Handlungsbedarf zeigten nicht zuletzt Skandale wie das globale Anlagekonstrukt um Bernard Madoff auf. Auch in der Schweiz kam es zu Fällen wie dem Aktienschwindel rund um die Aargauer ASE Investment AG, die über 500 Investoren um ihr Geld in dreistelliger Millionenhöhe bangen lässt. Skandale lassen sich zwar nie gänzlich verhindern. Jedoch kann deren Eintretenswahrscheinlichkeit wesentlich gesenkt werden, wenn für vergleichbare Tätigkeiten gleichwertige Regeln gelten und die Anleger transparent und verständlich über die wesentlichen Eckpunkte rund um eine Anlage informiert sind. Zu diesen Informationen gehören nicht nur die mögliche Gewinnmaximierung und die vergangene (positive) Performance. Wichtig sind insbesondere Kenntnisse über die in- oder ausländische Gegenpartei, das Verlustrisiko, die anfallenden Kosten und die Aufklärung über unterschiedliche Interessenlagen wie beispielsweise im Bereich der Retrozessionen.
Zielsetzung der bereinigten Architektur
Die bestehenden Finanzmarktgesetze sind in vielen Fällen ein Resultat eines konkreten Regelungsbedarfs zur Zeit ihrer Entstehung. Dies führt dazu, dass im Finanzmarkt für vergleichbare Sachverhalte branchenabhängig eine sehr unterschiedliche Regelungsdichte besteht. Entsprechend unterschiedlich sind die Anforderungen an die Erbringer von Finanzdienstleistungen. So sind das Pfandbriefgesetz wie das Bankengesetz Antworten auf die Bankenkrise Anfang der 1930er-Jahre. Das Börsengesetz ist eine Reaktion auf die sich entwickelnden Märkte und Produkte, die für den regulierten Markt und seine Teilnehmer eine eigenständige Regelung notwendig machten.
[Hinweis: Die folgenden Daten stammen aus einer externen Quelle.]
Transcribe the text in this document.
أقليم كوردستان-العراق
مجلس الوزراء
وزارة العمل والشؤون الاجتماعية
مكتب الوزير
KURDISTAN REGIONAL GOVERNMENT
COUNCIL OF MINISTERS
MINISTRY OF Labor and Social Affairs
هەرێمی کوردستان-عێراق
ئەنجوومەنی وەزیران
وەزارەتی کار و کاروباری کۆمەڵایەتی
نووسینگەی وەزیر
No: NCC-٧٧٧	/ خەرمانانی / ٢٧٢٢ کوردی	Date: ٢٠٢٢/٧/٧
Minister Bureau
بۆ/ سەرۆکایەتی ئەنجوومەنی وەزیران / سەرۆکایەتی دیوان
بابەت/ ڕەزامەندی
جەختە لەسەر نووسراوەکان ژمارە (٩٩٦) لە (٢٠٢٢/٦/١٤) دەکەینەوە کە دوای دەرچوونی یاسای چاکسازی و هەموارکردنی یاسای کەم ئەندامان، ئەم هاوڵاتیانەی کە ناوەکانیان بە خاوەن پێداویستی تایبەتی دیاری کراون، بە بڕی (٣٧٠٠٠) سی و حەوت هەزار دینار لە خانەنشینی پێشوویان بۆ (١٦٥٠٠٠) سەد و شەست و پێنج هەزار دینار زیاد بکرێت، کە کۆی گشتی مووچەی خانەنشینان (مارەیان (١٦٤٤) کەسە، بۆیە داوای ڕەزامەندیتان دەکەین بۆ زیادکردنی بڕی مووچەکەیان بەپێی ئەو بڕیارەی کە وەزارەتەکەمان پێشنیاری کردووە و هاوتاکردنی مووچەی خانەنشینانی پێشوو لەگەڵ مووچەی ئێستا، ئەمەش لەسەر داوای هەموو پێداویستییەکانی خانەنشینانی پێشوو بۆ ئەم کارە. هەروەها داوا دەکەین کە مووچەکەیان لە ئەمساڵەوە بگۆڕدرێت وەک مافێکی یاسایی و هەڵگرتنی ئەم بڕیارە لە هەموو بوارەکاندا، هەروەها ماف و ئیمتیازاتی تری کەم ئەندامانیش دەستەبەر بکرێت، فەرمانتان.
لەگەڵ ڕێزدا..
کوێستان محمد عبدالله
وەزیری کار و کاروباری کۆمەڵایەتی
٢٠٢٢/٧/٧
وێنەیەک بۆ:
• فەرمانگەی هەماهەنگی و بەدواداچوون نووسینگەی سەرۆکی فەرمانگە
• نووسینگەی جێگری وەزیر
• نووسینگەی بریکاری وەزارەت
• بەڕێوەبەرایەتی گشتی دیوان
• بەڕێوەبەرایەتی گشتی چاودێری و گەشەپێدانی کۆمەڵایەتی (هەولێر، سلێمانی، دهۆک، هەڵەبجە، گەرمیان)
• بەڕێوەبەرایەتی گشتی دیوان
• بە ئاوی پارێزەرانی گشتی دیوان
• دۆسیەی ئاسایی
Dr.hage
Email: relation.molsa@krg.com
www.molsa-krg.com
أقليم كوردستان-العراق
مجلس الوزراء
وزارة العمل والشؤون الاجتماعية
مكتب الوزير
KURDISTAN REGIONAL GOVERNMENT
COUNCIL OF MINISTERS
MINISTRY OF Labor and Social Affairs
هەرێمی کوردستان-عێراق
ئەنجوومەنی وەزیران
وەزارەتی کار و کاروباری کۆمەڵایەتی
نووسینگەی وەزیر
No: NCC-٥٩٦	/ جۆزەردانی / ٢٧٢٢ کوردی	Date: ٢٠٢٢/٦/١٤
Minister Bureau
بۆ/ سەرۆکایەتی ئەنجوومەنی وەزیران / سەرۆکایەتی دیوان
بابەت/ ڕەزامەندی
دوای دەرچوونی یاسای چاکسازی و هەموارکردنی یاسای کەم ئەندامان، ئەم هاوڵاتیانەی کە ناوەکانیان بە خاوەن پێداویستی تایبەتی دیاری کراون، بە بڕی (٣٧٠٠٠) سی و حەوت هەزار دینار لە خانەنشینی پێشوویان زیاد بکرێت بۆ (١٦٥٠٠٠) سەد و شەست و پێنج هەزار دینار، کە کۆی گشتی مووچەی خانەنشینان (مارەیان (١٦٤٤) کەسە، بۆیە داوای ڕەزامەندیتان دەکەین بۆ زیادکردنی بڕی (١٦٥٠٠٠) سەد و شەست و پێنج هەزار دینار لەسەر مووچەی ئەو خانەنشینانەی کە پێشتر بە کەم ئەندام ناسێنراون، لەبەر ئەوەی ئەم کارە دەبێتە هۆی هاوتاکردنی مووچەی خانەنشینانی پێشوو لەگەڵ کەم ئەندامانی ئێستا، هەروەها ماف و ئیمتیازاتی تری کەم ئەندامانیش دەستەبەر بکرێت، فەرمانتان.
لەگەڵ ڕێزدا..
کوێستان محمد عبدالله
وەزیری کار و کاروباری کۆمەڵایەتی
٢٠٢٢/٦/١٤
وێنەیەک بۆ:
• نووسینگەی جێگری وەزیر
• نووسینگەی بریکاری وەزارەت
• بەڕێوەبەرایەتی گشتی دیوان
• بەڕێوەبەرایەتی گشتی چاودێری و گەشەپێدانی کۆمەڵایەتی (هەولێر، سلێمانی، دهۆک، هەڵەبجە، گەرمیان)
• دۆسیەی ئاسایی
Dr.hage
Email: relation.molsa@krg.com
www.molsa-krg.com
Das heutige Kollektivanlagengesetz (KAG) hatte bereits zwei Gesetzgebungen zum Anlagefonds als Vorgänger, die jedoch nur die vertragliche kollektive Kapitalanlage zum Gegenstand hatten. Im Vergleich zu den kollektiven Kapitalanlagen sind beispielsweise die strukturierten Produkte heute aber weitgehend gesetzlich ungeregelt, was kaum zu rechtfertigen ist.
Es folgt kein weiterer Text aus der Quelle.